Ho sempre pensato che me ne sarei andato prima delle persone che amo. Da più di un anno a questa parte, è sempre stata l'unica costante della mia vita: questa paura di andarsene senza aver fatto tutto quello che dovevo, senza aver salutato tutti; questa paura di morire improvvisamente e senza un vero perchè.
Ma ora la consapevolezza che questo ragazzo potebbe andarsene proprio adesso, oppure domani, o tra un mese o una settimana, mi sta facendo uscire di testa. Sento che mi sta scivolando dalle dita come la sabbia, e la cosa peggiore è che non so come fermarlo.

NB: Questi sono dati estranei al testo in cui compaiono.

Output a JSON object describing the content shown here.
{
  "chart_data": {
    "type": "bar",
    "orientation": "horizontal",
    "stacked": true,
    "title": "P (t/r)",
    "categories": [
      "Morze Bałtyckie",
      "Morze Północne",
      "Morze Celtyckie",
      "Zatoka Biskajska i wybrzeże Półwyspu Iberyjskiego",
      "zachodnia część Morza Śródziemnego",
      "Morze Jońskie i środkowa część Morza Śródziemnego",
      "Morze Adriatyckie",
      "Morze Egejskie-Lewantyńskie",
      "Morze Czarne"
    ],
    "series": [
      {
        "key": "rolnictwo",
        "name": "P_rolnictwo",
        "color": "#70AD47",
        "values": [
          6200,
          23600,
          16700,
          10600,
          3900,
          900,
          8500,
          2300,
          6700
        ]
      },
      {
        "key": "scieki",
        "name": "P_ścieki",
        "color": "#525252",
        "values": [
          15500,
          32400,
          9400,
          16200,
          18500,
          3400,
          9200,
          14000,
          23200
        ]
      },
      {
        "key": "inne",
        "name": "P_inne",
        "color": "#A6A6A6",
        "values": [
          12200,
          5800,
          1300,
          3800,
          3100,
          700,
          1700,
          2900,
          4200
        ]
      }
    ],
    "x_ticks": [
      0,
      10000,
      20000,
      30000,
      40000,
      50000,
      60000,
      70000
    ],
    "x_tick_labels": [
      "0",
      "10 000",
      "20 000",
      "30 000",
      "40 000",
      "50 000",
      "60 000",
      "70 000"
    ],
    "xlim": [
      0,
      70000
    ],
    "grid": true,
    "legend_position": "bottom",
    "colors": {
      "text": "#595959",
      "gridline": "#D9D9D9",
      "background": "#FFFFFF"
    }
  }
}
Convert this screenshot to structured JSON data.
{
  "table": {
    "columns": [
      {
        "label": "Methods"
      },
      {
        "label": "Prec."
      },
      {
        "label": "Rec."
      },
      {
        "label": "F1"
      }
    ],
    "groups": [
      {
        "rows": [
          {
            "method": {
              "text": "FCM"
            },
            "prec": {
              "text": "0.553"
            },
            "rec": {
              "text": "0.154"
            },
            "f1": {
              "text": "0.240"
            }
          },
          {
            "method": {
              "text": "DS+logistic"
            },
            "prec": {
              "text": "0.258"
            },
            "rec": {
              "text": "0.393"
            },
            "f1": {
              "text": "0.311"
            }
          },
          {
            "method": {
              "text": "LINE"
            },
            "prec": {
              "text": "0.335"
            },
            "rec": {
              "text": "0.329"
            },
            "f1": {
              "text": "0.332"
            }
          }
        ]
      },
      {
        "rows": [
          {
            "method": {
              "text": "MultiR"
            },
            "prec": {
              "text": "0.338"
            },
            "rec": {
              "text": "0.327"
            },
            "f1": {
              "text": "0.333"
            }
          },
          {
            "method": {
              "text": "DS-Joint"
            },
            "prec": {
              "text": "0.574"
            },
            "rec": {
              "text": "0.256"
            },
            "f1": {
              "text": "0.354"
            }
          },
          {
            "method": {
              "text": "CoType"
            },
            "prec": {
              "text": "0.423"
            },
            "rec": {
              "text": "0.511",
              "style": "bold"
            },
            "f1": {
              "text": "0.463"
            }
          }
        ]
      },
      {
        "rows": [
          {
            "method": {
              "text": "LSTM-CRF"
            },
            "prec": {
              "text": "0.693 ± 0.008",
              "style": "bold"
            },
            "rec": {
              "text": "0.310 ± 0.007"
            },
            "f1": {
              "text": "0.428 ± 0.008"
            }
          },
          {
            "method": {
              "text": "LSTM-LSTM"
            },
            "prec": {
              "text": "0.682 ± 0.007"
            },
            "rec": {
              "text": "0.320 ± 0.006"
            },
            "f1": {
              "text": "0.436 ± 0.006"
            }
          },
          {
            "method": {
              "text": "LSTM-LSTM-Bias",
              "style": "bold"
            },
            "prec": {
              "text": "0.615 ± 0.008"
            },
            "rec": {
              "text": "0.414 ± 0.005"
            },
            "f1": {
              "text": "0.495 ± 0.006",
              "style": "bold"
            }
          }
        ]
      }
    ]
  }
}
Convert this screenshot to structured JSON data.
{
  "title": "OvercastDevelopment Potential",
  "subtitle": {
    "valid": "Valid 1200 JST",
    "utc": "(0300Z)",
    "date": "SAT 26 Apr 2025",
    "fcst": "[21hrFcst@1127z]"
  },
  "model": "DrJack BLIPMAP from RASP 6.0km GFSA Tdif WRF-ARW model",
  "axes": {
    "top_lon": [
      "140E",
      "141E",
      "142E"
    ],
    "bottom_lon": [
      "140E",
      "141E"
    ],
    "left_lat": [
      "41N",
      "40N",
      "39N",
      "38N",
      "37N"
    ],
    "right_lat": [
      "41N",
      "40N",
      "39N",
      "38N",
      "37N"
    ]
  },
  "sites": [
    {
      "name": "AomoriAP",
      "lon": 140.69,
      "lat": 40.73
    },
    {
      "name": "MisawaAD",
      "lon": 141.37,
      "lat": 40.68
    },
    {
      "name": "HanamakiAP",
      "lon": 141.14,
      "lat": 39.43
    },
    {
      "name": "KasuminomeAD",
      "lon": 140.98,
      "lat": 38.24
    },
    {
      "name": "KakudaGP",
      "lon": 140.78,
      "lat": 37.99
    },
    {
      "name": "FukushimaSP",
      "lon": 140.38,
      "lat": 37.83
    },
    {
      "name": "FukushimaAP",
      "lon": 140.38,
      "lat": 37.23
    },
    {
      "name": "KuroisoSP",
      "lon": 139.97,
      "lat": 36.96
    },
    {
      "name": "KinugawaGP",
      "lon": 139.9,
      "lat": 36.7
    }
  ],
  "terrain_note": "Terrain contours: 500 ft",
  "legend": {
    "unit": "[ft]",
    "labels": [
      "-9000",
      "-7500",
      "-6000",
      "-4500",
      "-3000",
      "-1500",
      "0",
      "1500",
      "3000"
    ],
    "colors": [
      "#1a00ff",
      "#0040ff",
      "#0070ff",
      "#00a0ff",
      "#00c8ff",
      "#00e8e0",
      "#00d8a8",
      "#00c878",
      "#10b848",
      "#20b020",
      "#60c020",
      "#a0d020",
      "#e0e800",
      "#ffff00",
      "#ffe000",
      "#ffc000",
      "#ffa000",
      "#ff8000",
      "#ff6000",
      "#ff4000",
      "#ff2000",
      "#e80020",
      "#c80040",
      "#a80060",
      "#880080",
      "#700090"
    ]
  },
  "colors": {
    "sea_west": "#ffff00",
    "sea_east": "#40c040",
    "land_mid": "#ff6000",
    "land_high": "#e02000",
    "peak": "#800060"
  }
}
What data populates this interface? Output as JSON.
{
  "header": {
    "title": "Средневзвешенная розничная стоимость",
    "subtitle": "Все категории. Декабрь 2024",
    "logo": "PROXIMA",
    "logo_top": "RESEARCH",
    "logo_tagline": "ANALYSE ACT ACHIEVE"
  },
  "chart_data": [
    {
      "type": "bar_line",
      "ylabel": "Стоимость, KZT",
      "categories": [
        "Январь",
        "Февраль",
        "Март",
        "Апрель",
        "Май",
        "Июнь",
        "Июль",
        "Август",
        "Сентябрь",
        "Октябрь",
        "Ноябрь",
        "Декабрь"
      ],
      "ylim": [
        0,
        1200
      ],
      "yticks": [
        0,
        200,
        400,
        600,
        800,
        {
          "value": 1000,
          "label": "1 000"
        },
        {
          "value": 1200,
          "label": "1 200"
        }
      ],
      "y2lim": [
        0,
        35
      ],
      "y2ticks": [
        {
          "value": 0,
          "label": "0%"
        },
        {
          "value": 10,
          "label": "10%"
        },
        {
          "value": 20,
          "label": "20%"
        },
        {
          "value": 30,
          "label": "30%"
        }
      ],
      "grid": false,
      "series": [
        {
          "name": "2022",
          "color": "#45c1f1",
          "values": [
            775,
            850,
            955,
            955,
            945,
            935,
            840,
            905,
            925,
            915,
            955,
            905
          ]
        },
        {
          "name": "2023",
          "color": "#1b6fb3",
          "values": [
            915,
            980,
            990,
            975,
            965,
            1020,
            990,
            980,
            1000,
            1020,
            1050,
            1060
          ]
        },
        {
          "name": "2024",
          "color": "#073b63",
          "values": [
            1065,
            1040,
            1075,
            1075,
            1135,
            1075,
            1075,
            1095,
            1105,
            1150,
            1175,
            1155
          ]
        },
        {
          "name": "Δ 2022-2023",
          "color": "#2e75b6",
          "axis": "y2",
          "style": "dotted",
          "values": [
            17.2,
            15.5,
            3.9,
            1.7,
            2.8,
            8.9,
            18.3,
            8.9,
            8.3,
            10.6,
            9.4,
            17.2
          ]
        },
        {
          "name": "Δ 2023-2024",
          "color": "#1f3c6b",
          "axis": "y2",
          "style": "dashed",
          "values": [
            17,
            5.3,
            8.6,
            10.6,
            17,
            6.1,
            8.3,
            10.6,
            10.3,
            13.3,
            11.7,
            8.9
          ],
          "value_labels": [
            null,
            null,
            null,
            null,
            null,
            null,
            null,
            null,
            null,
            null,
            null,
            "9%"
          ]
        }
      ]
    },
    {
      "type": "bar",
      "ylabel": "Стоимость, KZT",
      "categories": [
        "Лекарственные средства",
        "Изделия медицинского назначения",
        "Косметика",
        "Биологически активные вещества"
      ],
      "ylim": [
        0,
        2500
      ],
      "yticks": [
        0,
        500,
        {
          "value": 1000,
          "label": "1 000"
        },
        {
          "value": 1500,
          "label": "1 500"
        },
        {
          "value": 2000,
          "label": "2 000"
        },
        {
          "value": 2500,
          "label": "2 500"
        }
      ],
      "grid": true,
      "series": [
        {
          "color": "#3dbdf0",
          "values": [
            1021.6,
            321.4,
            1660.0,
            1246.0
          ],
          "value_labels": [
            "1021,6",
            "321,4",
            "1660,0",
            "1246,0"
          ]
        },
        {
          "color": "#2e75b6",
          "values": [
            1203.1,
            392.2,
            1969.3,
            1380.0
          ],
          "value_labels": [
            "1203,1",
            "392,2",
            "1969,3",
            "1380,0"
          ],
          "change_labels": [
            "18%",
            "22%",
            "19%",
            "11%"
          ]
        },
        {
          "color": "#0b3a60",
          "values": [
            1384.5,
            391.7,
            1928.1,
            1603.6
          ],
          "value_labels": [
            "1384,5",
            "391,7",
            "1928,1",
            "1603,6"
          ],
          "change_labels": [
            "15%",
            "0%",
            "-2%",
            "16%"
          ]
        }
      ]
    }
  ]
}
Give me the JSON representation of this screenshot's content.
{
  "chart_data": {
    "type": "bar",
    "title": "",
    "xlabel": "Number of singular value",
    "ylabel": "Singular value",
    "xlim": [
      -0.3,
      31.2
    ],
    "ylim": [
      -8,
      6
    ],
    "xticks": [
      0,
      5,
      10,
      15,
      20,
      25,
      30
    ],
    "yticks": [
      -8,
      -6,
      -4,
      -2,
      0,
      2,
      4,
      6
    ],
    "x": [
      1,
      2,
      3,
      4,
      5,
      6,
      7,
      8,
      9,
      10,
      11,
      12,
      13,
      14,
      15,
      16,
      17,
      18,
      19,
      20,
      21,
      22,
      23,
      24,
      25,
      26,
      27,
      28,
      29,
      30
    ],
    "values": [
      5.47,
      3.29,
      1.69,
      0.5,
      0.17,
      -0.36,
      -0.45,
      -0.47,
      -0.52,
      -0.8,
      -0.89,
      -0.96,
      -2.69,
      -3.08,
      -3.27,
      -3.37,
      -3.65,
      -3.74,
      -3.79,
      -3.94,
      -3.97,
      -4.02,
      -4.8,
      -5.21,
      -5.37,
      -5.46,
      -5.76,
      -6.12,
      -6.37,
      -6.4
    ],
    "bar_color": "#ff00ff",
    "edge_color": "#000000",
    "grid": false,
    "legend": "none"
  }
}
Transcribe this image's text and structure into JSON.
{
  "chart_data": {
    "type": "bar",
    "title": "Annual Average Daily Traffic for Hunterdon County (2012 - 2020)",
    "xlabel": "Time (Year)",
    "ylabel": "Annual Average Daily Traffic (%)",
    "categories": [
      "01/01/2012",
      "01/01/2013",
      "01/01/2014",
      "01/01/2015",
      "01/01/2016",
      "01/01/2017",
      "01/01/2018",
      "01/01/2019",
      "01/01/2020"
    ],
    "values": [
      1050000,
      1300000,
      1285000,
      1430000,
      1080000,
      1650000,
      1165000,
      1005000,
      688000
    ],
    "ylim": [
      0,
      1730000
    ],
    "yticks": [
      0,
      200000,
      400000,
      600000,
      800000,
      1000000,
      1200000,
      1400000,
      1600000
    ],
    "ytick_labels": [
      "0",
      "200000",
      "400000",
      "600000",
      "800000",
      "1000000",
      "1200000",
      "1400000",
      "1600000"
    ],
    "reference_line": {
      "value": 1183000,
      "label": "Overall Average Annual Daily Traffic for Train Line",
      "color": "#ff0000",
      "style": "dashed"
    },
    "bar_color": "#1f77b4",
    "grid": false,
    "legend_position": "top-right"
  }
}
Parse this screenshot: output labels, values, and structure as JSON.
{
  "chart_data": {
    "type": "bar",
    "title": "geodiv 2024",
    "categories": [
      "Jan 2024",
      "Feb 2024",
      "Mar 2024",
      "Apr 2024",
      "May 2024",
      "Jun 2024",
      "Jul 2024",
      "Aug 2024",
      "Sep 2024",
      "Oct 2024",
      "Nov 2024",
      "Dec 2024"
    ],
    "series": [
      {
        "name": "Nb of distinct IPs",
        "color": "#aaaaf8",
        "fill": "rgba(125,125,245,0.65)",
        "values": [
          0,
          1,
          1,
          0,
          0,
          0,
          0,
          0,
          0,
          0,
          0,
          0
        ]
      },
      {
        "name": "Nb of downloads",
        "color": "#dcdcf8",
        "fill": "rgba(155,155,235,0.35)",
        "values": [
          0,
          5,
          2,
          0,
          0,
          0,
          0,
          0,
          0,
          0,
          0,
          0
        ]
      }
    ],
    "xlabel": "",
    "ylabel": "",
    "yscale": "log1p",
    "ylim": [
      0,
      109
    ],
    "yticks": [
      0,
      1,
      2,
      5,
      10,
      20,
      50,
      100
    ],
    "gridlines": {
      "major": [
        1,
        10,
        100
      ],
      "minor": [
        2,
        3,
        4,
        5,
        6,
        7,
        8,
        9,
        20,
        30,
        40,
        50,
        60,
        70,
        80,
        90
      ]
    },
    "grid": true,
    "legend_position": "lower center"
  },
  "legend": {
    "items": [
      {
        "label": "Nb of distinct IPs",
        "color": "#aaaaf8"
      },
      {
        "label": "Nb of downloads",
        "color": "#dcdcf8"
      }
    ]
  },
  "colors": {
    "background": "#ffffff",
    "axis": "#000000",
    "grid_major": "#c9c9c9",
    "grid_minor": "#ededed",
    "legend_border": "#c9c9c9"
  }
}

Ancora una volta, scusate per il ritardo imperdonabile. È un capitolo bello pesante, anche se devo ammettere che mi è piaciuto scriverlo. Cominciamo a capire che il legame tra Percy e Nico non è sano, perchè, gente, avrete già capito che non sarà una storia a lieto fine e che non ho nessuna intenzione di farli "salvarsi a vicenda" o stronzate del genere. Sto cercando di renderla il più cruda e realistica possibile.
Detto questo, spero che vi sia piaciuto.